175Nach Durchführung der Beweisaufnahme ließ sich dieser Sachverhalt nicht feststellen.
176Der Angeklagte bestreitet den Tatvorwurf. Der Angeklagte hat sich dahingehend eingelassen, dass es kein Anstoß gegeben habe. Sie habe kein Unfall bemerkt.
177Diese Einlassung lässt sich nicht widerlegen, da keine Beweismittel zur Verfügung stehen, die der Angeklagten die Tat nachweisen könnten.
178Der Zeuge AL. bekundete, dass er bei der ersten Tat das Gefühl gehabt habe, die Angeklagte sei auf sein Fahrzeug aufgefahren. Bei der zweiten Tat habe er einen deutlichen Ruck gespürt.

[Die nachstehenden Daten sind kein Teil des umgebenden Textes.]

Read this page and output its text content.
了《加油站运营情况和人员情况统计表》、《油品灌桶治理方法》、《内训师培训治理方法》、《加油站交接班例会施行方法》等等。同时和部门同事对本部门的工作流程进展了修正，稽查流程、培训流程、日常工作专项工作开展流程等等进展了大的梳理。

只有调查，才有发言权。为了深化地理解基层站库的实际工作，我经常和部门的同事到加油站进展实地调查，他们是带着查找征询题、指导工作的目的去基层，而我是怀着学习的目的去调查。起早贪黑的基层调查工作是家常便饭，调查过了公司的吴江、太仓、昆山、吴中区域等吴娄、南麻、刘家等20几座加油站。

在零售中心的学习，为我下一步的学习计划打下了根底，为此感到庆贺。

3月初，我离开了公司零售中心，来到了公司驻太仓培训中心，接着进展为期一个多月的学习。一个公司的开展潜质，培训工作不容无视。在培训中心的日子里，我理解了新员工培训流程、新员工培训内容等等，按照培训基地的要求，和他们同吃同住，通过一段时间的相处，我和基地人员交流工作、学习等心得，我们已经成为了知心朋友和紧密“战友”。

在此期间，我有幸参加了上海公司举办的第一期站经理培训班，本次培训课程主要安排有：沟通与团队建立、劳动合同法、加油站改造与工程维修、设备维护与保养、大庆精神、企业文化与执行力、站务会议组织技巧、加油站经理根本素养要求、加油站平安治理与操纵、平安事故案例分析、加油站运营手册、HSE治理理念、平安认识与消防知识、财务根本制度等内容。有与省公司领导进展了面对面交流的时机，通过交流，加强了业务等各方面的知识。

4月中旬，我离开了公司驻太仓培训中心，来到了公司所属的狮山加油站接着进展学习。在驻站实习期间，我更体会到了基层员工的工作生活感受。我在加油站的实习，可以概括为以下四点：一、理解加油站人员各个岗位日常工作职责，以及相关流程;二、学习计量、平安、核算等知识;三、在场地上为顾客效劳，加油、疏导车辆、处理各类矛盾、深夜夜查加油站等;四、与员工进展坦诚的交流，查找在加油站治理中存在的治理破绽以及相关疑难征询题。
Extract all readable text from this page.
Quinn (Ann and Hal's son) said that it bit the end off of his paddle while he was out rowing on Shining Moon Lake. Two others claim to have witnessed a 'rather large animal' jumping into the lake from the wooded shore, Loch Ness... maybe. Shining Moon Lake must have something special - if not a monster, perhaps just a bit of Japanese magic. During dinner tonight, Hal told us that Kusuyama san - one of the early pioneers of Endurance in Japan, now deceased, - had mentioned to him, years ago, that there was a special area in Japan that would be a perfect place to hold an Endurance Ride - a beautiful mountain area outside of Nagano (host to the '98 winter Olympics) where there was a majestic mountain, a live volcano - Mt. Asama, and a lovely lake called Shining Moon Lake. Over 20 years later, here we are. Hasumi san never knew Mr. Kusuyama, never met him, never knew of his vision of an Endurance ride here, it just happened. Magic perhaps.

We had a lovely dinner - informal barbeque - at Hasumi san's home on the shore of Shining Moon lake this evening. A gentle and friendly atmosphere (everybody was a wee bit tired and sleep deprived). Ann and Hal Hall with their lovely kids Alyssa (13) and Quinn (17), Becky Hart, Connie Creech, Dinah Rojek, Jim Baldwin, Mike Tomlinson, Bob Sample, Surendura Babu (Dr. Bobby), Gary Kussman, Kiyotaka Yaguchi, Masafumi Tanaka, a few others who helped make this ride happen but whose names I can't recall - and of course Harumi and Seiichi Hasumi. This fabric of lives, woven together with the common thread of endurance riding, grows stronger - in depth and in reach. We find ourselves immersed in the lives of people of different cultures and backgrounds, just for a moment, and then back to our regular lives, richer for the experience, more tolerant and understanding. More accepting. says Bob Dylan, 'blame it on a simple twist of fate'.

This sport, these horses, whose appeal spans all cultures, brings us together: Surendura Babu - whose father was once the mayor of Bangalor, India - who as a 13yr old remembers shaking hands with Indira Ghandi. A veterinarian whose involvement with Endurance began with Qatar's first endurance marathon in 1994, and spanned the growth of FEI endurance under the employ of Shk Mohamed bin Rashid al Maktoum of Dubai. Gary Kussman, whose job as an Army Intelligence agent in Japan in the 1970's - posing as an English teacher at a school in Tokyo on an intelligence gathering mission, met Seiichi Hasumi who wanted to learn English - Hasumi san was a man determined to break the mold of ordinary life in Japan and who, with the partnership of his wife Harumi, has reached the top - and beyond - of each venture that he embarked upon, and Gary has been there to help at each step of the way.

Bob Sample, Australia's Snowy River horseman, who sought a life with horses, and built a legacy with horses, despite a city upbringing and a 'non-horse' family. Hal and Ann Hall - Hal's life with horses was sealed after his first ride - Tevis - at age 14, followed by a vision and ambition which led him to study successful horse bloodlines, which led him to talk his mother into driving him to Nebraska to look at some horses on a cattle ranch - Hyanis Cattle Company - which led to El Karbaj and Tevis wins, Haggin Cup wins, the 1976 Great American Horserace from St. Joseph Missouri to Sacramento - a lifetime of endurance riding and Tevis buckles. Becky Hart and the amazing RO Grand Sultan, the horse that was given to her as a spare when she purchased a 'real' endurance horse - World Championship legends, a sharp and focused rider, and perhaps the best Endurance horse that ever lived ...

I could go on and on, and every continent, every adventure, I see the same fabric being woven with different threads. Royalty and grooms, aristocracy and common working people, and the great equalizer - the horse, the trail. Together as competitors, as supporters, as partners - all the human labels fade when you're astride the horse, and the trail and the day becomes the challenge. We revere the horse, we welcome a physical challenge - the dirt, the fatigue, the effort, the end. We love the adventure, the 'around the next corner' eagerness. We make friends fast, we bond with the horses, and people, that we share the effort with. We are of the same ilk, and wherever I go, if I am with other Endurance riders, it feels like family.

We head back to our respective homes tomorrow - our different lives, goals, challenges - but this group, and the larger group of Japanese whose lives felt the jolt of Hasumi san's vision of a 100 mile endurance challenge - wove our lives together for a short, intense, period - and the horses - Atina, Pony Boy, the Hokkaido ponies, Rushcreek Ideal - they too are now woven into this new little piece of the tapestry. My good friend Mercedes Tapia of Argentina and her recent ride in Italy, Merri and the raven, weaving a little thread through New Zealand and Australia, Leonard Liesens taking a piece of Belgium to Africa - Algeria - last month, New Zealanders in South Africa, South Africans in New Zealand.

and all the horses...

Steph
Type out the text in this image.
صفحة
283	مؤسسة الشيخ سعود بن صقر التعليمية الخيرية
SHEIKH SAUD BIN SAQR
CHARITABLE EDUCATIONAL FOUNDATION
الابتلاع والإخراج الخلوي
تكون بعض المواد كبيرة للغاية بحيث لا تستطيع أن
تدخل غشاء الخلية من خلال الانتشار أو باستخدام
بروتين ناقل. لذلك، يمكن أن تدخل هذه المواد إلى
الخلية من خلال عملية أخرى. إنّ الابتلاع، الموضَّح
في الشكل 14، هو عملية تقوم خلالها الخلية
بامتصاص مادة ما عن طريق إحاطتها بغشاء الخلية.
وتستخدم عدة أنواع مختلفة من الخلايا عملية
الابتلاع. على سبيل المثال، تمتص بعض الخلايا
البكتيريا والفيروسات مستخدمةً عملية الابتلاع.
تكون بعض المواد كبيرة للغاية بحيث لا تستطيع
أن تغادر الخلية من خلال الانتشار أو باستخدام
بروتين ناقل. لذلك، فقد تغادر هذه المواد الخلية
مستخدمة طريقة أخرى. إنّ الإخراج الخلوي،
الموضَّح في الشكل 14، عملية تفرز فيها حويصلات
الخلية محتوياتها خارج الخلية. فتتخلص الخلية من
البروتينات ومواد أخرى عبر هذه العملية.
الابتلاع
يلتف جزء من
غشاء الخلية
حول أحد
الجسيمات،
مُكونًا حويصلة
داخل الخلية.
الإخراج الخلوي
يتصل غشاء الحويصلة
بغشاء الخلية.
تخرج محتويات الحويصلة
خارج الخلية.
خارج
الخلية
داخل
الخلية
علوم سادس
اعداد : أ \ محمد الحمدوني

179Da das Gericht von der überzeugenden Aussage des Zeugen AL. ausgeht, lässt sich ein Tatnachweis nicht führen, da aufgrund der Beschreibung des Zeugen für das Gericht feststeht, dass die Beschädigungen beim zweiten Anstoß erfolgten. Anhaltspunkte dafür, dass beim ersten Mal schon eine Beschädigung und ein Zusammenstoß mit dem Pkw des Zeugen durch die Angeklagte verursacht wurden, stehen daher nicht zur Verfügung.
180VII.
181Die Kostenentscheidung folgt aus §§ 465, 467 StPO.